Probably the most popular model of holistic health looks at the 3 sides of the triangle as physical, mental, and social. Physical health includes diet and lifestyle. There are two sides to this coin. One is eating healthy and exercising regularly. On the other side, there’s avoiding destructive lifestyle habits such as drugs, tobacco, and alcohol.

 

Another side of this triangle is mental health. Healthy mental behaviors include dealing with stress in a positive way, accepting yourself, expressing yourself, and facing life’s problems. Mental stress is actually stored energetically in the body and if left unaddressed, can lead to significant physical problems.

 

The third side is social health.
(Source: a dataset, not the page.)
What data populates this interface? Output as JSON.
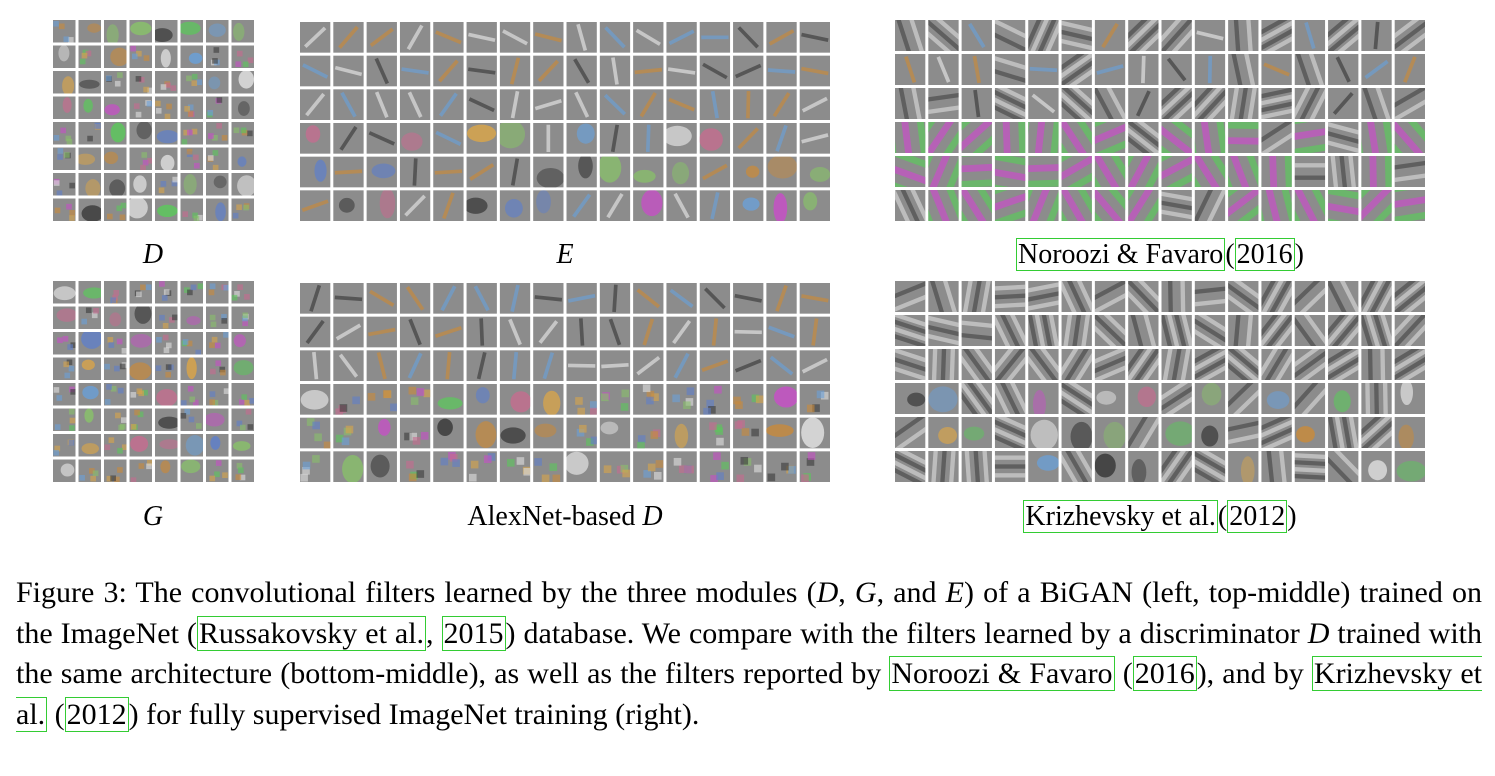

A key component of this side of the triangle is establishing and maintaining healthy relationships in which you can both get and give support when needed. Social wellness encompasses your friends, family, and basically anyone else you interact with.1

 

Mind, body, and spirit wellness

 

health = mind, body, & spirit

 

Some social, mental, and physical wellness triangle models lump the spiritual side of health in with the social component. However, rather than place the spirit component within the social side of the triangle, the mind, body, and spirit model emphasizes the spiritual.

 

A key component of spiritual wellness is feeling like you have a purpose in life and being connected to a higher power, as well as with others. It also has to do with your beliefs and values and how you put them into action. Thus, this perspective often incorporates the concepts of chakras and yin and yang. Chakras in the body are said to be “areas of physical manifestation of the spiritual realm.” It is also believed that the mind is positioned between yin and yang because it fits into both spirit and physical realms.2

 

Along with the physical connecting to the spiritual, there is also a connection between the body and mind in this model as well as between the mind and spirit. Carl Jung called the mind-spirit connection “Collective Unconscious” because it consists of universal instincts and archetypes that we all have in common.3

 

ZYTO’s 3 perspectives on holistic wellness

 

Similar to the physical-mental-social and mind-body-spirit models, ZYTO also looks at wellness as 3 equal sides forming a triangle. We categorize these areas of wellness as physical, emotional, and energetic. Physical, of course, has to do with the body—its structure and function, which includes the parts of the body and how they interact with and affect each other.

 

Similar to the other models, the emotional side encompasses concepts such as self-acceptance, self-esteem, and confronting challenges. It also includes perceptions, which greatly influence our emotional and overall health.

 

The energetic side of the triangle may be compared to both the spiritual and social side of the other triangular models. It deals with the body’s universal energy. This part of your body is influenced by the external environment and sources of energy. Approaching health from this perspective is very effective because the state of the body’s energetic field is often a precursor to what manifests in the body physically and emotionally later on.

 

 

Whatever model of holistic health you ascribe to, the goal is always the same. It’s all about looking at the body as a whole and addressing key areas that require attention to restore balance. We feel that looking at the individual from these 3 perspectives offers the best opportunity for success.

 

 

Sources:

1. Boyd, Christine. “The Wellness Triangle.” LinkedIn. Slideshare.com.

2. “The Triangle Explained.” The SHINE on Health. Theshineonhealth.com.

3. “Collective Unconscious.” Wikpedia. En.wikipedia.org.